South Sudan is commemorating the 16 Days of Activism against gender-based violence, an annual international campaign held to defy violence against all women and girls and runs from November 25 to December 10.
Teny acknowledged the important role customary courts play in resolving family cases in communities within the country.
“There is need to strengthen laws that protect our women and girls from violence,” she said.
Violence against women and girls in South Sudan remains an endemic problem inhibiting the full participation of women in decision making at the community, economy and the society in general.
The acting Undersecretary in the Gender, Child and Social Welfare ministry, Joseph Loro said a lot has been done about policies and awareness raising on gender-based violence in the country.
“A multi-sectorial approach is needed to tackle gender-based violence challenges,” he explained, while calling for the expeditious enactment of the anti-gender based violence and family laws.
Violence disproportionately affects women living in low and lower middle-income countries.
An estimated 37 percent of women living in the poorest countries have experienced physical or sexual intimate partner violence in their life, with some of these countries having a prevalence as high as 1 in 2, the United Nations Population Fund (UNFPA) Country Director, Ademola Olajide said.
“We cannot make sustainable economic progress if we cannot ably address gender-based violence in societies.
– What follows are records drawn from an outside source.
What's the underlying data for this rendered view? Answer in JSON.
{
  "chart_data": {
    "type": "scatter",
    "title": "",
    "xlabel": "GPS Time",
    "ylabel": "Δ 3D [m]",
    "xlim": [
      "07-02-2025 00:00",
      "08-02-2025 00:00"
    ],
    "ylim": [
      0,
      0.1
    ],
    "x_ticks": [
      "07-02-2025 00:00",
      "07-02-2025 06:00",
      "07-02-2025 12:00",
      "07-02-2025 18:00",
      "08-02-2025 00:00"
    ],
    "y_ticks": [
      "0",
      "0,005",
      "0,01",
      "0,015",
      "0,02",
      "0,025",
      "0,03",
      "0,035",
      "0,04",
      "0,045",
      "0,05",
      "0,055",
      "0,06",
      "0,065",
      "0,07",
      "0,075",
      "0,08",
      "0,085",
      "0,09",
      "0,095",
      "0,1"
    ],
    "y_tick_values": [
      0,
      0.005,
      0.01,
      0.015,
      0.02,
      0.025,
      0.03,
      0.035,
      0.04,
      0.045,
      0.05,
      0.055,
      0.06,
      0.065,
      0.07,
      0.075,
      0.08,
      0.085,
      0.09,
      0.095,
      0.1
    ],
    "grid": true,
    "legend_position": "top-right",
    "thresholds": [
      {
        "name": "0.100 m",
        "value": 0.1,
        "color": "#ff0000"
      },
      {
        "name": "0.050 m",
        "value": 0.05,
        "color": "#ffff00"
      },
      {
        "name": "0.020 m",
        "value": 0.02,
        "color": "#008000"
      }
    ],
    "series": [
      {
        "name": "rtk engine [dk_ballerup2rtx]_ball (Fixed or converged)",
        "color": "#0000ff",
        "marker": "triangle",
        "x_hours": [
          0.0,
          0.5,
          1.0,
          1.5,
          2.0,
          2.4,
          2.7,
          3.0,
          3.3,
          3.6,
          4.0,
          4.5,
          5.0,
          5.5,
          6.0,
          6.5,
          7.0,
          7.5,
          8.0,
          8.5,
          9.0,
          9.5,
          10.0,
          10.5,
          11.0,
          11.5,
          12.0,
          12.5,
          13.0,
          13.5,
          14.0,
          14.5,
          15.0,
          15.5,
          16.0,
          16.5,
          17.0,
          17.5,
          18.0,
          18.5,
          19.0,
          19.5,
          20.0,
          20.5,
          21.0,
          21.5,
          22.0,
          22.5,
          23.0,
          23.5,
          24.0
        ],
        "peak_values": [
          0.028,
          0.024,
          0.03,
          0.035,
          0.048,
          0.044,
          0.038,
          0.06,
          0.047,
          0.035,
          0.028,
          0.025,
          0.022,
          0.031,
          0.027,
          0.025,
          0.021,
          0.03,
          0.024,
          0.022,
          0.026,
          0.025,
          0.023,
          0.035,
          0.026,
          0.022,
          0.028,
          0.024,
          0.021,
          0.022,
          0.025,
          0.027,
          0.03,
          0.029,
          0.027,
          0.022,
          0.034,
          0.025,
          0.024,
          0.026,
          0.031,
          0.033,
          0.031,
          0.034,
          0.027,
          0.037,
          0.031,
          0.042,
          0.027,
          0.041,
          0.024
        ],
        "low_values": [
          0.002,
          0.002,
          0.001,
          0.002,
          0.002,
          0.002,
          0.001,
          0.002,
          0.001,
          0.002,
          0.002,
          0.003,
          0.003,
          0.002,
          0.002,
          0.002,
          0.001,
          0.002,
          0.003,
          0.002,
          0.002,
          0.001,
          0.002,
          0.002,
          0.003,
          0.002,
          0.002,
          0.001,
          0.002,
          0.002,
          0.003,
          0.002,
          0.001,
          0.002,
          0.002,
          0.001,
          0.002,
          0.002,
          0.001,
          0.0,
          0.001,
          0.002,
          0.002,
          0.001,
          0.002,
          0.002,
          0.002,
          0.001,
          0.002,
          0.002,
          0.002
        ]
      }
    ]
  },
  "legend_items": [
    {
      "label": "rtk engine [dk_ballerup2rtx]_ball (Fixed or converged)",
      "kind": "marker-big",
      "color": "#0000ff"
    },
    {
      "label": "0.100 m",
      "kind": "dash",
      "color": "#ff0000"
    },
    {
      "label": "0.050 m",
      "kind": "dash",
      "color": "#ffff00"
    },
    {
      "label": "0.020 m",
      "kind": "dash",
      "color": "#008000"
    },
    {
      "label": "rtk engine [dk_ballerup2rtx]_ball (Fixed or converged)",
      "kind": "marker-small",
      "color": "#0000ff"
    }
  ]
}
There is thus need to change norms that underestimate our women and girls,” he said.
The South Sudan Law Society, one of the organizers of the event this year, called on the Revitalized Transitional National Legislative Assembly (R-TNLA) to leverage the 16 Days of Activism as an opportunity to expedite the enactment of the anti-Gender Based Violence (GBV) Bill, Family Bill and Women Enterprise Development Fund.
“We are therefore calling upon the media, all stakeholders and the general public to participate in the campaign and invest to support the advancement of women rights,” SSLS said in a statement.
This year’s campaign under the theme, “Unite! Invest to prevent violence against women and girls” calls for global action to focus on financing different prevention strategies to stop violence from occurring.
A study conducted by South Sudan Law Society (SSLS) and Legal Action Worldwide (LAW) says up to 90 percent of gender-based violence cases are heard in customary courts presided by older male judges with deeply ingrained patriarchal views, which generally condone domestic violence.
South Sudan, the 2018 study revealed, accounts for the second highest prevalence case of GBV in the region. A substantial proportion of its women (aged 15-64), it observed, experience gender-based violence either in the form of physical (34.0 percent) or sexual (13.5 percent) violence in their lifetime.